# Canadian bacon. Help ?



## redneck5236 (Feb 5, 2020)

Wife just brought home a pork loin she bought on sale would like to make some Canadian bacon or back bacon using Morton's tender quick ! Would also like to inject it ! Can any body help me out with a recipe and advice ? Thanks !


----------



## smokerjim (Feb 5, 2020)

check out bearcarvers step by steps he has a detailed how to with tenderquick


----------



## redneck5236 (Feb 5, 2020)

How do I find that ???


----------



## smokerjim (Feb 5, 2020)

type in the search bar bearcarvers step by step,  or any of his post has a spot to click on his step by steps then just scroll down until you find what your looking for


----------



## redneck5236 (Feb 5, 2020)

Ok ! Will try that ! Thanks smoker him !


----------



## smokerjim (Feb 5, 2020)

redneck5236 said:


> Ok ! Will try that ! Thanks smoker him !


ok let us know how you make out,


----------



## chopsaw (Feb 5, 2020)

In case you didn't find it .




__





						Canadian Bacon Dry Cured (Step by Step)
					

Canadian Bacon Dry Cured  (Step by Step)   About a month ago I ran out of Canadian Bacon, so I waited for the Christmas Week sales. I got an 11.24 LB Pork Loin @ $1.89 LB. I also got 5 “Choice” Prime Ribs about 5 to 6 LBS each ($7.99 LB). Then I had the bones trimmed off of the Prime Ribs, with...

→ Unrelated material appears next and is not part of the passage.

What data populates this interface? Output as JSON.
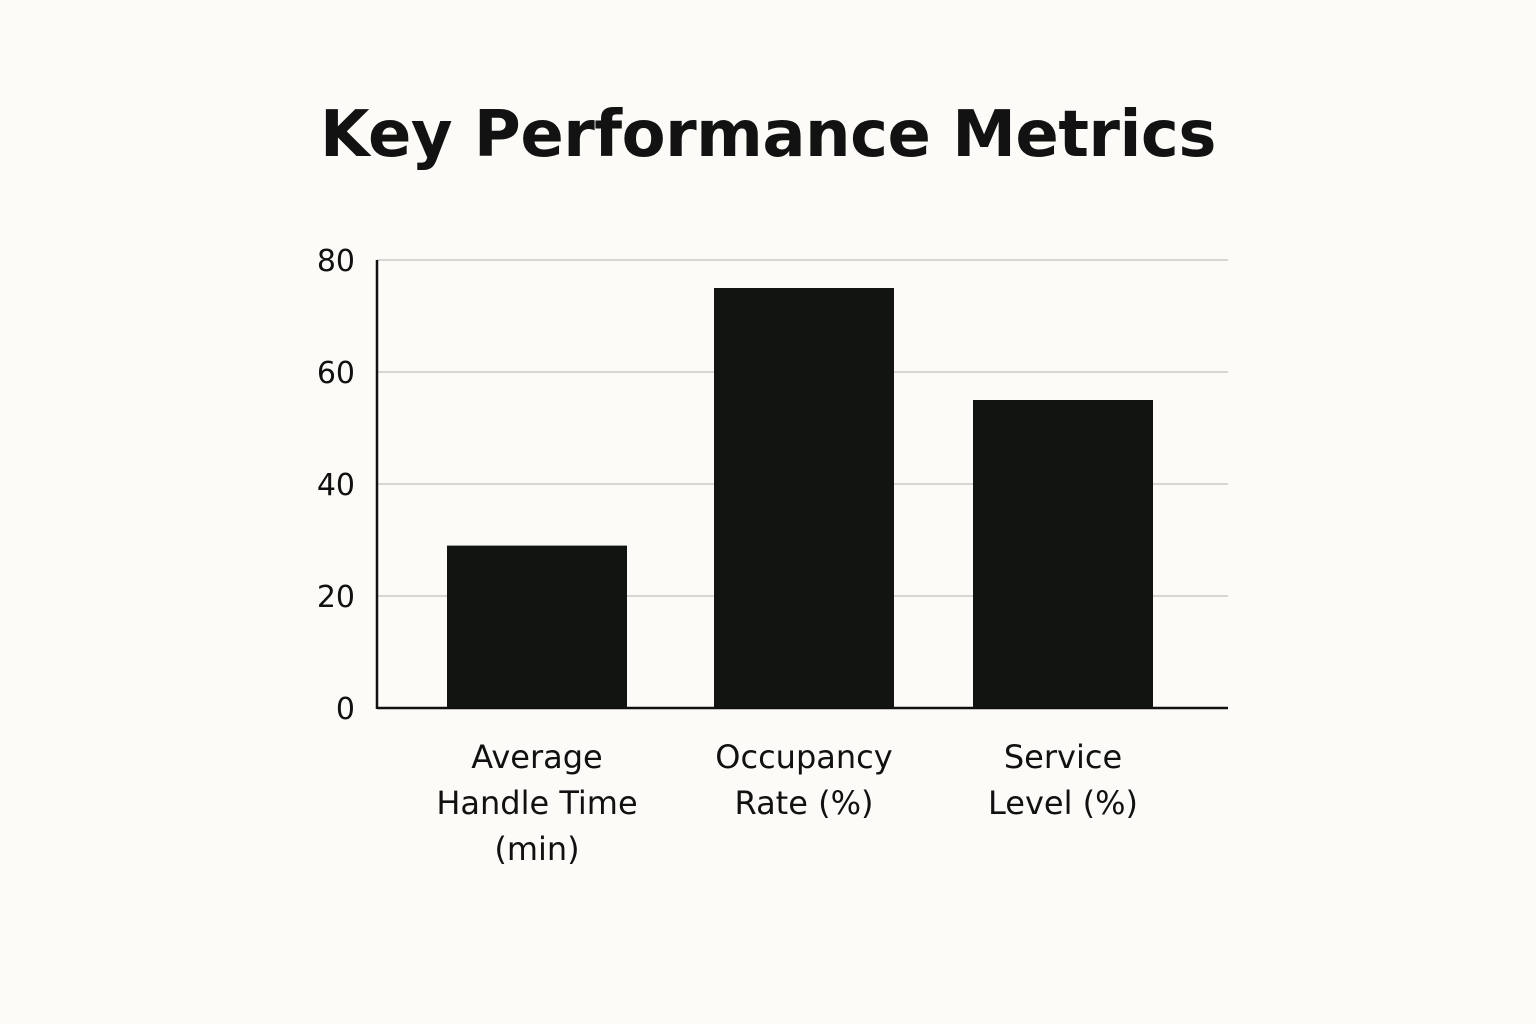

					www.smokingmeatforums.com


----------



## redneck5236 (Feb 6, 2020)

chopsaw said:


> In case you didn't find it .
> 
> 
> 
> ...


thank you very much ! got the loin cut up ! small roast for sauerkraut 1 center cut chops ! and 4lbs for Canadian bacon going to give this a try !


----------



## smokerjim (Feb 6, 2020)

chopsaw said:


> In case you didn't find it .
> 
> 
> 
> ...


thanks chopsaw, I didn't know how to do that.


----------



## Bearcarver (Feb 6, 2020)

redneck5236 said:


> thank you very much ! got the loin cut up ! small roast for sauerkraut 1 center cut chops ! and 4lbs for Canadian bacon going to give this a try !




Sounds Great !!
The one they gave you is my favorite of my Canadian Bacon Step by Steps.
If you run into any questions, give me a yell.
Any time you want to find my Step by Step Index, just go to the bottom of any one of my posts.
They should be easy to find---There's over 35,000 of them on here.

Bear


----------



## redneck5236 (Feb 8, 2020)

Bearcarver said:


> Sounds Great !!
> The one they gave you is my favorite of my Canadian Bacon Step by Steps.
> If you run into any questions, give me a yell.
> Any time you want to find my Step by Step Index, just go to the bottom of any one of my posts.
> ...


Thank you ! Canadian bacon has been rubbed down with cure and brown sugar ! Been 3 days flipping every morning ! Going to smoke them on Feb 15th !


----------



## chopsaw (Feb 8, 2020)

You'll be hooked .  
Watching for the finish .


----------



## gary s (Feb 8, 2020)

It will be good, Bear started me on Canadian (Back Bacon) for our Canadian Friends.
Follow the step by step and if will be great

Gary


----------



## Bearcarver (Feb 8, 2020)

redneck5236 said:


> Thank you ! Canadian bacon has been rubbed down with cure and brown sugar ! Been 3 days flipping every morning ! Going to smoke them on Feb 15th !




Sounds Great---Enjoy!

Bear


----------